Author notes: Some perceptive reviewers have wondered if Harry’s visits to the Crystal Palace were destined to screw up the Binding Spells, and if so, if Harry knew about it (and Remus, since he took him there.) I think on the whole that I’ll clear this one up now, so here’s the background info!

Remus took Harry to the famous Hogsmeade brothel when he did because he knew that Sirius was going to bring him there by the summer after his fifth year if Harry hadn’t had a serious girlfriend by then. But if Remus hadn’t, Fred and George would’ve.

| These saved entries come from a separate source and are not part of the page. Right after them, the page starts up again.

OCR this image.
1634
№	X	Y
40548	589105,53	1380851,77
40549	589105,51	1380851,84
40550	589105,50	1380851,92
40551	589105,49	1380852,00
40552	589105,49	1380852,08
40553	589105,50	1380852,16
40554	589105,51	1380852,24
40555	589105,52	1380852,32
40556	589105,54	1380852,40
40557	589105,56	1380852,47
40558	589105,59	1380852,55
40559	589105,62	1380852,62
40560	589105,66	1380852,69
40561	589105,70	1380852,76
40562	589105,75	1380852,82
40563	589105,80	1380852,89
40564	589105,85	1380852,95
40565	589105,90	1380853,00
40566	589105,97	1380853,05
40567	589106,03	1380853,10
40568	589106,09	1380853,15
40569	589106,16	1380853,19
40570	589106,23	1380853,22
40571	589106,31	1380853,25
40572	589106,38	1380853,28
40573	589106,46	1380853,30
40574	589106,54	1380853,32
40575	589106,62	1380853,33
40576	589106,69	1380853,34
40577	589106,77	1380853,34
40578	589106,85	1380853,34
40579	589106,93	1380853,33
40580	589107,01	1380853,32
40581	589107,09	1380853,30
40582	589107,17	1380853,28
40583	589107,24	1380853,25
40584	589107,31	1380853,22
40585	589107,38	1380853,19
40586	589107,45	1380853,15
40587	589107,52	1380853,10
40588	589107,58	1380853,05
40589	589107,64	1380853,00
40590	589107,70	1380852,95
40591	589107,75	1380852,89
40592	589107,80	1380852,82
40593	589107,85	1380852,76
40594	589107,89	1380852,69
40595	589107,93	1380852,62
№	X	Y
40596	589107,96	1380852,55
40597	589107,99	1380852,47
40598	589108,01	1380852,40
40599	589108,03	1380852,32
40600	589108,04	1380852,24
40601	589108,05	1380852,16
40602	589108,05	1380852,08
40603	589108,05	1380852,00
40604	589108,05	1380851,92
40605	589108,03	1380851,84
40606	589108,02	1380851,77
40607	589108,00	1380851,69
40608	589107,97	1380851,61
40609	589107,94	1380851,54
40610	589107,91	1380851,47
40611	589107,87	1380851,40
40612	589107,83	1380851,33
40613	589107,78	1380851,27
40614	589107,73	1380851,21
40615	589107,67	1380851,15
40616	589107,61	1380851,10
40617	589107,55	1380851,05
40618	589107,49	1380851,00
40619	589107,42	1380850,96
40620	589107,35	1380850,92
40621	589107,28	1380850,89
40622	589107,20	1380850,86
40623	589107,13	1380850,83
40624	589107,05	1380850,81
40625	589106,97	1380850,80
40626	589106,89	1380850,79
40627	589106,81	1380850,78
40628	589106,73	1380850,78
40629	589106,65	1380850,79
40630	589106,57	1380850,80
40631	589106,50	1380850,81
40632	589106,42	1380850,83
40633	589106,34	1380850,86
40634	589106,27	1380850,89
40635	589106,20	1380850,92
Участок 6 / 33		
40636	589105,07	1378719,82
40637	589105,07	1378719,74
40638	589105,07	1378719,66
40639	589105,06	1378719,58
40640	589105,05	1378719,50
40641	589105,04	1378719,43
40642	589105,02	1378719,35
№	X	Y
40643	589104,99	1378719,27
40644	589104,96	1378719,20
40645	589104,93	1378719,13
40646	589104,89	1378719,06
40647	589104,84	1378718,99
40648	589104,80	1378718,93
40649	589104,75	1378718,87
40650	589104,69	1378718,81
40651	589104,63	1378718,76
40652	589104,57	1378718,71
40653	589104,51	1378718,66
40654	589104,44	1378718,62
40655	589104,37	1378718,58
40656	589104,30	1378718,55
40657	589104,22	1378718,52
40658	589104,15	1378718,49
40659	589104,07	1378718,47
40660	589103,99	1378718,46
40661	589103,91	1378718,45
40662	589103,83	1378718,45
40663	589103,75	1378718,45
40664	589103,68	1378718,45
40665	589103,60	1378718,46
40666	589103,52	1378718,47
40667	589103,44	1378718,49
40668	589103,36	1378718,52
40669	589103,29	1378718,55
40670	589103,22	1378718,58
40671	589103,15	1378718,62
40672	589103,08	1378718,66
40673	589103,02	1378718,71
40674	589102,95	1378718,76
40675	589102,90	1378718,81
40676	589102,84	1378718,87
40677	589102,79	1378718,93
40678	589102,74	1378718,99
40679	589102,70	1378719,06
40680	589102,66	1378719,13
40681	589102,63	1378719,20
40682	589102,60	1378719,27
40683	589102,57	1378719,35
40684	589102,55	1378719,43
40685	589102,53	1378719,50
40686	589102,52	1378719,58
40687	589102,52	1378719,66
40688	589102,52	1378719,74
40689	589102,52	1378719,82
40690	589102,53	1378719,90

The reason has a lot to do with the significance of male and female virginity in the wizarding world (especially among older pureblood families.) Women hold the key to sexual power, which is why Ginny had to be a virgin for the Binding Spell, but Harry didn’t (her power, which was the important aspect of it, would be released that way.) However, if a young wizard has a lot of power that he hasn’t fully tapped or understood, it can be channeled and controlled by his first lover, and this can potentially be dangerous. (Imagine, for instance, if Lucius Malfoy set a beautiful Dark witch on Harry.) That’s why old families like the Zabinis often follow the tradition of giving their sons a bed-elf on their fifteenth birthday. Since the bed-elf is bound to the family just as house-elves are, she can’t betray them. But there’s another tradition involving the Crystal Palace and wizard boys on their sixteenth birthdays that serves the same function, and some pureblood families prefer to wait and do this one.

A FYI:
(Molly Weasley refused to let her family have anything to do with either tradition. Bill found a way of getting into the Crystal Palace on his own, which he passed on to Charlie, Percy, Fred, and George when their sixteenth birthdays came. Percy pretended he was shocked at the entire idea when they brought him there, indignantly refused, and then snuck back later by himself. Molly found out right after Fred and George went (they chose two very different girls, btw,) and absolutely vetoed their passing the secret onto Ron, so he’s the only male Weasley who didn’t get to go. None of this really has any further significance to the plot, but it’s kinda fun to know.)

There’s more information about the Crystal Palace in Chapter 9, but suffice it to say that’s why Sirius wanted to take Harry there, and why Remus took over the job. This point is important in the last chapter, too, so you might want to keep it in mind.

(Er… this is all Anise!Canon, btw. ;))

After this chapter, btw, everything is completely new and different. None of it’s been posted as part of the shorter Ficmas fic. A little of the (ahem)… D/G scene in Chapter 9… was posted to my LJ, but that’s it. Fasten your seatbelts, it’s going to be a bumpy ride!